While the trial court correctly applied the substantive portions of the statute in effect at the time of the accident (section 768.79, Florida Statutes (1993)), it erred in failing to apply rule 1.442, which applies to all proposals for settlement authorized by Florida law made after its effective date, January 1, 1997. Subsection (c)(3) of the rule provides that "[a] joint proposal shall state the amount and terms attributable to each party." Therefore, the undifferentiated lump sum offer in this case was defective, and the sanctions of section 768.79 were not enforceable against the Sterns.
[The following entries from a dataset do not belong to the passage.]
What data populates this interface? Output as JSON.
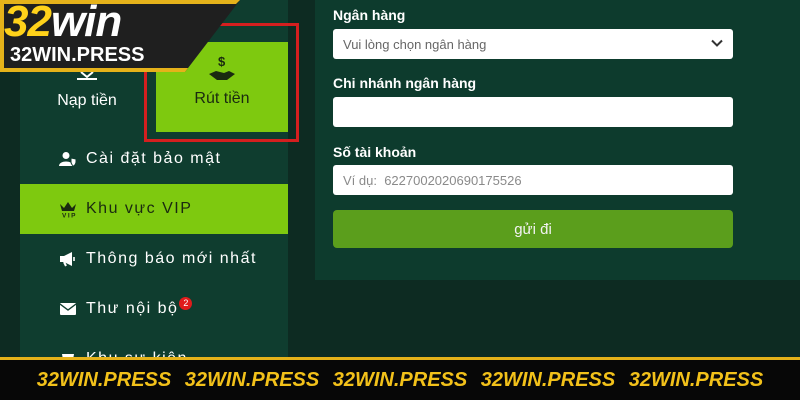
{
  "logo": {
    "brand_number": "32",
    "brand_word": "win",
    "domain": "32WIN.PRESS"
  },
  "tabs": {
    "deposit": "Nạp tiền",
    "withdraw": "Rút tiền"
  },
  "menu": [
    {
      "label": "Cài đặt bảo mật",
      "icon": "user-shield-icon"
    },
    {
      "label": "Khu vực VIP",
      "icon": "vip-crown-icon"
    },
    {
      "label": "Thông báo mới nhất",
      "icon": "megaphone-icon"
    },
    {
      "label": "Thư nội bộ",
      "icon": "envelope-icon",
      "badge": "2"
    },
    {
      "label": "Khu sự kiện",
      "icon": "event-icon"
    }
  ],
  "form": {
    "bank_label": "Ngân hàng",
    "bank_select_value": "Vui lòng chọn ngân hàng",
    "branch_label": "Chi nhánh ngân hàng",
    "branch_value": "",
    "account_label": "Số tài khoản",
    "account_placeholder": "Ví dụ:  6227002020690175526",
    "submit_label": "gửi đi"
  },
  "banner": [
    "32WIN.PRESS",
    "32WIN.PRESS",
    "32WIN.PRESS",
    "32WIN.PRESS",
    "32WIN.PRESS"
  ],
  "colors": {
    "accent_green": "#7ec90f",
    "submit_green": "#5b9e1c",
    "highlight_red": "#d41f1f",
    "banner_gold": "#f2c11a"
  }
}
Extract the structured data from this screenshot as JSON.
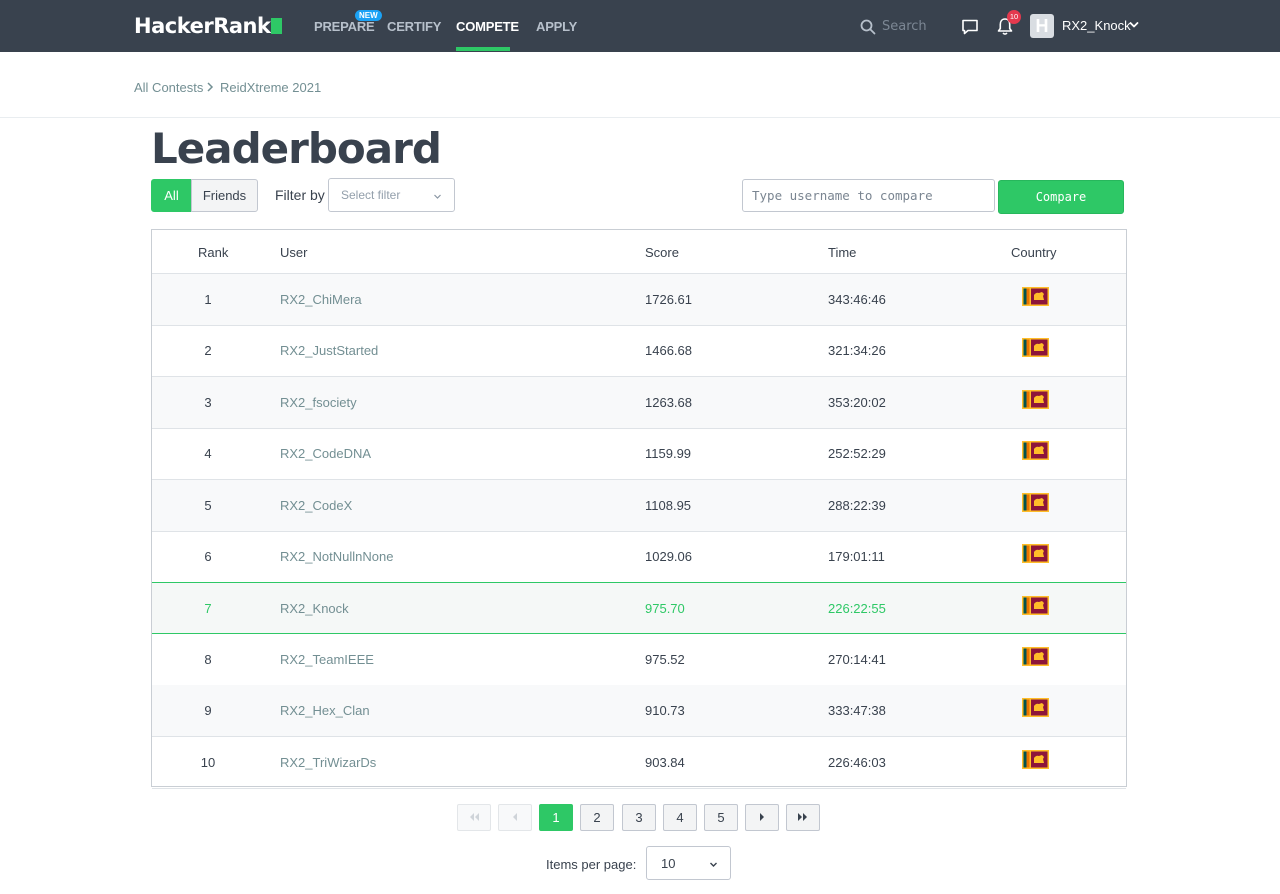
{
  "brand": {
    "name": "HackerRank",
    "accent": "#2ec866",
    "nav_bg": "#39424e"
  },
  "nav": {
    "items": [
      {
        "label": "PREPARE",
        "badge": "NEW"
      },
      {
        "label": "CERTIFY"
      },
      {
        "label": "COMPETE",
        "active": true
      },
      {
        "label": "APPLY"
      }
    ],
    "search_placeholder": "Search",
    "notification_count": "10",
    "avatar_letter": "H",
    "username": "RX2_Knock",
    "icons": [
      "search-icon",
      "chat-icon",
      "bell-icon",
      "chevron-down-icon"
    ]
  },
  "breadcrumb": {
    "items": [
      "All Contests",
      "ReidXtreme 2021"
    ]
  },
  "page": {
    "title": "Leaderboard"
  },
  "filters": {
    "all_label": "All",
    "friends_label": "Friends",
    "filter_label": "Filter by",
    "filter_placeholder": "Select filter",
    "compare_placeholder": "Type username to compare",
    "compare_label": "Compare"
  },
  "table": {
    "headers": {
      "rank": "Rank",
      "user": "User",
      "score": "Score",
      "time": "Time",
      "country": "Country"
    },
    "rows": [
      {
        "rank": "1",
        "user": "RX2_ChiMera",
        "score": "1726.61",
        "time": "343:46:46",
        "country_flag": "sri-lanka-flag-icon"
      },
      {
        "rank": "2",
        "user": "RX2_JustStarted",
        "score": "1466.68",
        "time": "321:34:26",
        "country_flag": "sri-lanka-flag-icon"
      },
      {
        "rank": "3",
        "user": "RX2_fsociety",
        "score": "1263.68",
        "time": "353:20:02",
        "country_flag": "sri-lanka-flag-icon"
      },
      {
        "rank": "4",
        "user": "RX2_CodeDNA",
        "score": "1159.99",
        "time": "252:52:29",
        "country_flag": "sri-lanka-flag-icon"
      },
      {
        "rank": "5",
        "user": "RX2_CodeX",
        "score": "1108.95",
        "time": "288:22:39",
        "country_flag": "sri-lanka-flag-icon"
      },
      {
        "rank": "6",
        "user": "RX2_NotNullnNone",
        "score": "1029.06",
        "time": "179:01:11",
        "country_flag": "sri-lanka-flag-icon"
      },
      {
        "rank": "7",
        "user": "RX2_Knock",
        "score": "975.70",
        "time": "226:22:55",
        "country_flag": "sri-lanka-flag-icon",
        "current_user": true
      },
      {
        "rank": "8",
        "user": "RX2_TeamIEEE",
        "score": "975.52",
        "time": "270:14:41",
        "country_flag": "sri-lanka-flag-icon"
      },
      {
        "rank": "9",
        "user": "RX2_Hex_Clan",
        "score": "910.73",
        "time": "333:47:38",
        "country_flag": "sri-lanka-flag-icon"
      },
      {
        "rank": "10",
        "user": "RX2_TriWizarDs",
        "score": "903.84",
        "time": "226:46:03",
        "country_flag": "sri-lanka-flag-icon"
      }
    ]
  },
  "pagination": {
    "pages": [
      "1",
      "2",
      "3",
      "4",
      "5"
    ],
    "current": "1",
    "items_per_page_label": "Items per page:",
    "items_per_page": "10"
  }
}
The order granting attorney fees is therefore reversed. See USAA v. Behar, 752 So. 2d 663 (Fla. 2d DCA 2000); Allstate Indemnity Co. v. Hingson, 774 So. 2d 44 (Fla. 2d DCA 2000).

As to the other points raised by appellant, we affirm without discussion.

Affirmed in part; reversed in part.

THREADGILL, A.C.J., and WHATLEY, JJ., concur.